DAK Köln: Betrug mit Hilfe der Krankenversicherungspflicht?

Seit einigen Monaten gibt es ja - vollkommen schwachsinnig - eine Krankenversicherungspflicht in Deutschland anstelle eines Grundrechts auf freie Gesundheitsfürsorge für Jedermann. Offenbar nutzen insbesondere Ersatzkassen wie die DAK Köln diese idiotische Pflicht aus, indem sie Menschen, welche sich nach dem Studium oder nach der Ausbildung wegen laufender Bewerbungen nicht arbeitslos melden, willkürlich als Selbständige einstufen und versuchen, von diesen einen monatlichen Beitrag von 500-700 Euro zu erpressen, selbst wenn die Betroffenen diese Summe noch nicht einmal als monatliche Einkünfte zur Verfügung haben. Ziel ist es wohl, die Menschen so einerseits in die Schuldenfalle zu treiben und andererseits schnellstmöglich zur sozialen Endstation Hartz IV abzuschieben. Die Krankenkassen machen sich auf diesem Wege zum Helfershelfer des menschenverachtenden, wirtschaftsfaschistischen Regimes von Deutschland mit seinem immer umfassenderen Überwachungsstaat, der die Menschen sukzessive erdrosselt.

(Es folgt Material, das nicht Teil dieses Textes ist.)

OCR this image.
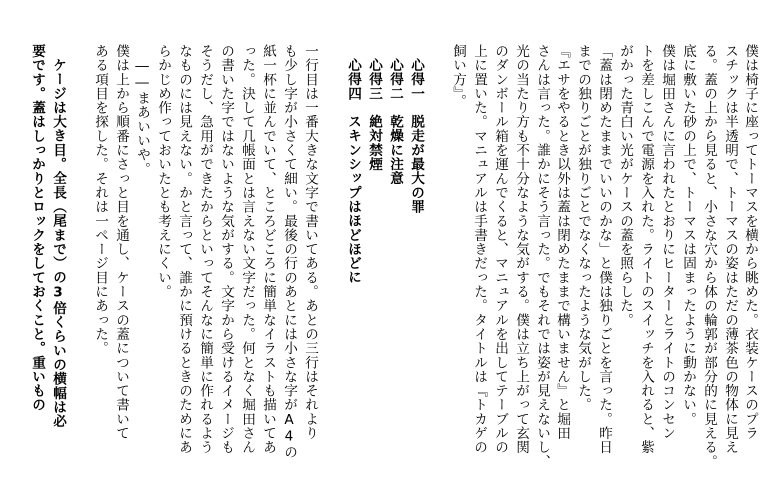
僕は椅子に座ってトーマスを横から眺めた。衣装ケースのプラ
スチックは半透明で、トーマスの姿はただの薄茶色の物体に見え
る。蓋の上から見ると、小さな穴から体の輪郭が部分的に見える。
底に敷いた砂の上で、トーマスは固まったように動かない。
僕は堀田さんに言われたとおりにヒーターとライトのコンセン
トを差しこんで電源を入れた。ライトのスイッチを入れると、紫
がかった青白い光がケースの蓋を照らした。
「蓋は閉めたままでいいのかな」と僕は独りごとを言った。昨日
までの独りごとが独りごとでなくなったような気がした。
『エサをやるとき以外は蓋は閉めたままで構いません』と堀田
さんは言った。誰かにそう言った。でもそれでは姿が見えないし、
光の当たり方も不十分なような気がする。僕は立ち上がって玄関
のダンボール箱を運んでくると、マニュアルを出してテーブルの
上に置いた。マニュアルは手書きだった。タイトルは『トカゲの
飼い方』。
心得一　脱走が最大の罪
心得二　乾燥に注意
心得三　絶対禁煙
心得四　スキンシップはほどほどに
一行目は一番大きな文字で書いてある。あとの三行はそれより
も少し字が小さくて細い。最後の行のあとには小さな字がA4の
紙一杯に並んでいて、ところどころに簡単なイラストも描いてあ
った。決して几帳面とは言えない文字だった。何となく堀田さん
の書いた字ではないような気がする。文字から受けるイメージも
そうだし、急用ができたからといってそんなに簡単に作れるよう
なものには見えない。かと言って、誰かに預けるときのためにあ
らかじめ作っておいたとも考えにくい。
――まあいいや。
僕は上から順番にさっと目を通し、ケースの蓋について書いて
ある項目を探した。それは一ページ目にあった。
ケージは大き目。全長（尾まで）の3倍くらいの横幅は必
要です。蓋はしっかりとロックをしておくこと。重いもの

Gleichzeitig dürften sich die koksenden Vorstände und Leiter der Geschäftsstellen der DAK mal wieder ihre Bezüge und Boni erhöhen, da sie die überhöhten Beiträge sicher als Gewinne / Zuwachs in den Bilanzen ausweisen werden. So sieht also die “Gesundheitsversorgung” im wirtschaftfaschistischen Deutschland im Jahre 2007 aus. Vor solchen asozialen Krankenversicherungen wie der DAK Köln sollte man als potentielles Mitglied schnellstens das Weite suchen und zukünftig einen großen Bogen um solche Betrüger machen - am besten schon während des Studiums oder der Ausbildung.